Mild concussion sidelines Crosby against Canadiens

| Friday, Jan. 7, 2011

MONTREAL — Center Sidney Crosby accompanied left wing Matt Cooke on a charter plane to Pittsburgh early Thursday afternoon.

Cooke was headed home for family matters.

Crosby was on that plane because Penguins doctors needed to re-evaluate him last night. They did and diagnosed the NHL's leader in goals and points with a mild concussion.

Coach Dan Bylsma said Crosby will miss "about a week," adding that he has to be "symptom free" before returning to the Penguins' lineup.

Neither he nor Cooke was available for comment before a 2-1 shootout loss to the Montreal Canadiens at Bell Centre — a game in which Penguins center Evgeni Malkin also appeared to tweak his left knee during an incident with Canadiens center Scott Gomez late in regulation.

Malkin returned to the game, failing to score in the third round of a shootout. However, he favored the left knee that forced him to miss four games from Dec. 4-14. He has been wearing a light brace on the knee since late-October.
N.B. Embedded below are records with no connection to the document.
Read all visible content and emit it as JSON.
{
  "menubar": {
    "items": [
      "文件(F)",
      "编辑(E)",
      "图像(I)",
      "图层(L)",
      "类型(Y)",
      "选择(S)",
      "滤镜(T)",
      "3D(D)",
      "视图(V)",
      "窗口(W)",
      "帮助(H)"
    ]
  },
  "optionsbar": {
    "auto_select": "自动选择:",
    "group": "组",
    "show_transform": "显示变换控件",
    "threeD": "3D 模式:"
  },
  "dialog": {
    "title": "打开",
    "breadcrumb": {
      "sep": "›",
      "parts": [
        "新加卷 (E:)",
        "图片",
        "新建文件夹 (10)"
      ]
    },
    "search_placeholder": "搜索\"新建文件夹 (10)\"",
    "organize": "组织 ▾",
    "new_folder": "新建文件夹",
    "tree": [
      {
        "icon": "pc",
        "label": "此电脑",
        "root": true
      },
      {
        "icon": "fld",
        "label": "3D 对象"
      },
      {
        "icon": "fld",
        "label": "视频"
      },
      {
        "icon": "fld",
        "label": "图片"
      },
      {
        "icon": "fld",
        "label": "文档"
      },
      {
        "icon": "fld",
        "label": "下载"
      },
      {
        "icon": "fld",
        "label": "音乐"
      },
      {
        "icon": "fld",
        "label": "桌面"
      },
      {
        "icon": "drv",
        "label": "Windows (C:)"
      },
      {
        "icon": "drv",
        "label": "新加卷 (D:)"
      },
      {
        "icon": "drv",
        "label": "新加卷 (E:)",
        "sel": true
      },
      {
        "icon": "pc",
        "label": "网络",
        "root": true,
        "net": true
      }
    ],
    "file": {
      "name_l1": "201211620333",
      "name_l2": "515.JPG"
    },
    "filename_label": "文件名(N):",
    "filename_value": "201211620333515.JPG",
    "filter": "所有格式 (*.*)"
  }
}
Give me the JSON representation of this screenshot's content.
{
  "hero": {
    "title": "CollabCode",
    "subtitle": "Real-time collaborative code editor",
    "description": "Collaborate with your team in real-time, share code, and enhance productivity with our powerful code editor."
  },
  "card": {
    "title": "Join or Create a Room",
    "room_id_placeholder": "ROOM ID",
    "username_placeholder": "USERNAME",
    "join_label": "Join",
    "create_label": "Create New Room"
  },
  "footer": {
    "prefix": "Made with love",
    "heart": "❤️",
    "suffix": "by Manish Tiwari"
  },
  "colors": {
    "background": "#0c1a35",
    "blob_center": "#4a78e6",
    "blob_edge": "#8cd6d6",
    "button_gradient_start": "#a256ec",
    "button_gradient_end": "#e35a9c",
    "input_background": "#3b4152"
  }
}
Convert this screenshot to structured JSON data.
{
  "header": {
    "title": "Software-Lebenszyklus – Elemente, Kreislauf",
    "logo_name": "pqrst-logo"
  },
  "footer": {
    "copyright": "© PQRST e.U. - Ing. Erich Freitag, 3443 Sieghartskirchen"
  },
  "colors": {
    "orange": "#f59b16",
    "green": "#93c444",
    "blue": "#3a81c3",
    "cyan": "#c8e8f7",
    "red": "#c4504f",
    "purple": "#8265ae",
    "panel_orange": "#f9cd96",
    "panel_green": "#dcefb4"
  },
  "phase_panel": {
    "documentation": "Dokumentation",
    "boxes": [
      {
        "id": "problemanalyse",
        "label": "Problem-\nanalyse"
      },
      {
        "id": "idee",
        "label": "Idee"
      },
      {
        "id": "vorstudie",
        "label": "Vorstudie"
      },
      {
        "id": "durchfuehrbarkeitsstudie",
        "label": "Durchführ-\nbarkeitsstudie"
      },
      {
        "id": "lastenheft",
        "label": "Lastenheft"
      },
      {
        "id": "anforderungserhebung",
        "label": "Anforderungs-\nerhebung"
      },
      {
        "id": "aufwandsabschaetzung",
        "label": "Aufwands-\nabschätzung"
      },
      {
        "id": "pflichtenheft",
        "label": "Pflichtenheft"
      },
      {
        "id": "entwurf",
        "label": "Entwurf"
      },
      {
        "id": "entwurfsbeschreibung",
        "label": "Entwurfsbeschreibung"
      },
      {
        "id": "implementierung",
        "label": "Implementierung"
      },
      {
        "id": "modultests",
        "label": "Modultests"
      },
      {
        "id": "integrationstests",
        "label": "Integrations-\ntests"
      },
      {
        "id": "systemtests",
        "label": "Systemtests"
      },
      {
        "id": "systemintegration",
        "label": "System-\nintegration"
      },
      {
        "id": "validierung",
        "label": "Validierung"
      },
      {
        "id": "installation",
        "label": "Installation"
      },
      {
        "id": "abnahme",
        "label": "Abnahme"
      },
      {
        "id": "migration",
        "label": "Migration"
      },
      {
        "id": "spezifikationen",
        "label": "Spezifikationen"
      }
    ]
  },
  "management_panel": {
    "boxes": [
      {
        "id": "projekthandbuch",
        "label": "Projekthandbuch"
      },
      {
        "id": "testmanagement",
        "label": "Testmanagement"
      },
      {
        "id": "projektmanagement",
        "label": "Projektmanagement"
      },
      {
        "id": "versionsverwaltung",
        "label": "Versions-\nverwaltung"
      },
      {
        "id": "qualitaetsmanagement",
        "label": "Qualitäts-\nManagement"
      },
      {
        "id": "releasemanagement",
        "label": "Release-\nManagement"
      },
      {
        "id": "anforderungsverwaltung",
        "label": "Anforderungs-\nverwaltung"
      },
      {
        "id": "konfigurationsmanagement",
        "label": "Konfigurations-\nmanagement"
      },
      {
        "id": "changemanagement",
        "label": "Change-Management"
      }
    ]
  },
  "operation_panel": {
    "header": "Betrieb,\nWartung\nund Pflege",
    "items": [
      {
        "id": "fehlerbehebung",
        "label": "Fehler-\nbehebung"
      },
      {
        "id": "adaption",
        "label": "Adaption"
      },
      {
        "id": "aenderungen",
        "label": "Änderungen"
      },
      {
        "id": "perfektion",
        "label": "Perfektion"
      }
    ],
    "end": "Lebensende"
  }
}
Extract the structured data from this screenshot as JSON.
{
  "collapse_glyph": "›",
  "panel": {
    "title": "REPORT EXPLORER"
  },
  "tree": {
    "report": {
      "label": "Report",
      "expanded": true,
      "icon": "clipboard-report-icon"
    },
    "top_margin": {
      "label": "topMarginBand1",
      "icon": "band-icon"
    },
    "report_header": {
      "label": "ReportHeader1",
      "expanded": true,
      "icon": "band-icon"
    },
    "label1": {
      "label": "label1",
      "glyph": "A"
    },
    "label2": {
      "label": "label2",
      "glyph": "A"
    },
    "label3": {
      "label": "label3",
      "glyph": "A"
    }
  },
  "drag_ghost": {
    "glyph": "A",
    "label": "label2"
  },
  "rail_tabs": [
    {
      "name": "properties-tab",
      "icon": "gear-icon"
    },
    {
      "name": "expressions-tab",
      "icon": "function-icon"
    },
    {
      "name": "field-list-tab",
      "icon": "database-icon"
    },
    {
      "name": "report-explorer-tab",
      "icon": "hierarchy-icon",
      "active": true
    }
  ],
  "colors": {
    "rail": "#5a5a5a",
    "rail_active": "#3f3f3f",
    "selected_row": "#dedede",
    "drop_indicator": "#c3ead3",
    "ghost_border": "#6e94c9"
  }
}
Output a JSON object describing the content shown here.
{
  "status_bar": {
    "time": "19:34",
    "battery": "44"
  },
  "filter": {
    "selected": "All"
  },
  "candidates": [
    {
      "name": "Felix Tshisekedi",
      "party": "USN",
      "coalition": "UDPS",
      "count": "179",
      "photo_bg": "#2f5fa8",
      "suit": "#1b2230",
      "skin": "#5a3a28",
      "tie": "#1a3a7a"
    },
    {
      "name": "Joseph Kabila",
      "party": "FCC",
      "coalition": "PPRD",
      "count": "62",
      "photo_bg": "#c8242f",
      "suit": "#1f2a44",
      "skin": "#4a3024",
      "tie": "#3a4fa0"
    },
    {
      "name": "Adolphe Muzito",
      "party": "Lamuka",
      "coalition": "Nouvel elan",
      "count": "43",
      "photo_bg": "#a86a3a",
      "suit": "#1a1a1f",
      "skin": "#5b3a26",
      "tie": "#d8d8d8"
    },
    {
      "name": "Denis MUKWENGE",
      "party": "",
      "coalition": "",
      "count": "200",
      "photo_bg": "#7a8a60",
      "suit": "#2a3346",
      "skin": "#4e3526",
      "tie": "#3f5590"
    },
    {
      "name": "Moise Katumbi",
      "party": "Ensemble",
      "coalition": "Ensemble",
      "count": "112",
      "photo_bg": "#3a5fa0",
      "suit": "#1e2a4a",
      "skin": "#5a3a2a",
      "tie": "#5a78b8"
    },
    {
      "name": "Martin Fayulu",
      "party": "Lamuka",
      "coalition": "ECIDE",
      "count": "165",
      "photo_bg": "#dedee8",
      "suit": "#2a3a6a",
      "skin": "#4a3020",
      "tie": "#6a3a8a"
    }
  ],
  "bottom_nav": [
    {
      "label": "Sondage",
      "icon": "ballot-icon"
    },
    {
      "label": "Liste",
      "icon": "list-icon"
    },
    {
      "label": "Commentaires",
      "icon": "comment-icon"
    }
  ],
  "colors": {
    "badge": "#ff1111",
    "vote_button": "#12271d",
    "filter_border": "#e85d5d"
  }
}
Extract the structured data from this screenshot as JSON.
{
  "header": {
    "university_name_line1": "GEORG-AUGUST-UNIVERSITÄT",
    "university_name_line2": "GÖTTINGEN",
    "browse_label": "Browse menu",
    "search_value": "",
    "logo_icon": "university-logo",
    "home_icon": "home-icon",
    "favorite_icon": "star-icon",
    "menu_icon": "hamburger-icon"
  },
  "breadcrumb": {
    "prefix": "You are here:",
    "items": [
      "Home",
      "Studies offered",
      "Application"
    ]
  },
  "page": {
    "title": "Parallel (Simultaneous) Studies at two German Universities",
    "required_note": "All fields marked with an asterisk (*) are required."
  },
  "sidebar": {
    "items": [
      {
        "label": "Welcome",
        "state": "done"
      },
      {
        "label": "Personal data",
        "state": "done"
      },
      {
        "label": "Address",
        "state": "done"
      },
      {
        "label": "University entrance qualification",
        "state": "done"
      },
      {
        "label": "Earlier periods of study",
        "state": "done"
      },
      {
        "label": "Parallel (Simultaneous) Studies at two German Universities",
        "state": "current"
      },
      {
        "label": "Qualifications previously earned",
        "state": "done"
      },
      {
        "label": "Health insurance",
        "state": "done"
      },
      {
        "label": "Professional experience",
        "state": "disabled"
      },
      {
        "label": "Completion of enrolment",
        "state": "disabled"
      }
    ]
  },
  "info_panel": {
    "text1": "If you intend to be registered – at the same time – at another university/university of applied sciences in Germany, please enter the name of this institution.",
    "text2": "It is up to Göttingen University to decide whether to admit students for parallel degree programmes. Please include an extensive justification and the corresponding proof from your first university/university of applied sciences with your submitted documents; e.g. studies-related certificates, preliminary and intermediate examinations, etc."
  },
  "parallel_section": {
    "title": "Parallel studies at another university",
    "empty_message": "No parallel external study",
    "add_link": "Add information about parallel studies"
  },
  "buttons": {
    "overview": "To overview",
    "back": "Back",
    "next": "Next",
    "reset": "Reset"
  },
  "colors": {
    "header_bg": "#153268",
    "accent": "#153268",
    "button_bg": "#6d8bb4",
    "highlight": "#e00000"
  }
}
"I was a little concerned we were about to revisit the same injury," Bylsma said, "but that doesn't look like it's the case."

Malkin was not available for comment.

The case with Crosby, according to the Penguins, is that he was injured Wednesday night at Consol Energy Center in a blowout win over the Tampa Bay Lightning.

In that game, Crosby was hit hard into the boards by Lightning defenseman Victor Hedman late in the second period. He played six shifts in the third period.

Bylsma did not identify the play upon which Crosby was injured against Tampa Bay.

Late in the second period of the Winter Classic on Saturday night was when Crosby was blindsided by a hit from Washington's David Steckel — an act that was not punished by the NHL even though Steckel caught an unaware Crosby in the head.

Bylsma said Crosby "certainly saw doctors" after the Classic, adding that he wouldn't have played Wednesday night if the Penguins hadn't "thought he was OK to play."

Before this game at Montreal, Bylsma described Crosby as having an "upper-body injury."

Previous injuries that have forced Crosby to miss games have been mostly of the lower-body variety (groin, hip and ankle).

The Penguins dressed seven defensemen against the Canadiens.

Cooke's spot in the lineup was filled by winger Arron Asham, a healthy scratch in the Penguins' previous game. Asham scored the Penguins' lone goal in the shootout loss.

Rookie Mark Letestu centered left wing Chris Kunitz and right wing Pascal Dupuis in place of Crosby, who is the NHL's leader in goals (32) and points (66).

Coincidentally, news of Crosby's injury came on the same day word broke out of Washington that his rival and the league's other top star, left wing Alex Ovechkin, received a cortisone-shot to his left arm.

The Canadiens were hardly healthy for this game.

They played without heart-and-soul defenseman Josh Gorges. His injured right knee will require surgery, and he will miss the remainder of the season, Montreal general manager Pierre Gauthier said before the game.

The extended absence of Gorges leaves the Canadiens without two top defensemen. Andrei Markov is out indefinitely, also because of an injured knee. A third top Canadiens defenseman, Roman Hamrlik, also didn't play against the Penguins, though his return is soon expected.

The Penguins can only hope the same for Crosby, as they get set to play Minnesota (Saturday) and Boston (Sunday) at home — before playing at Montreal, Boston and home to Detroit by Jan. 18.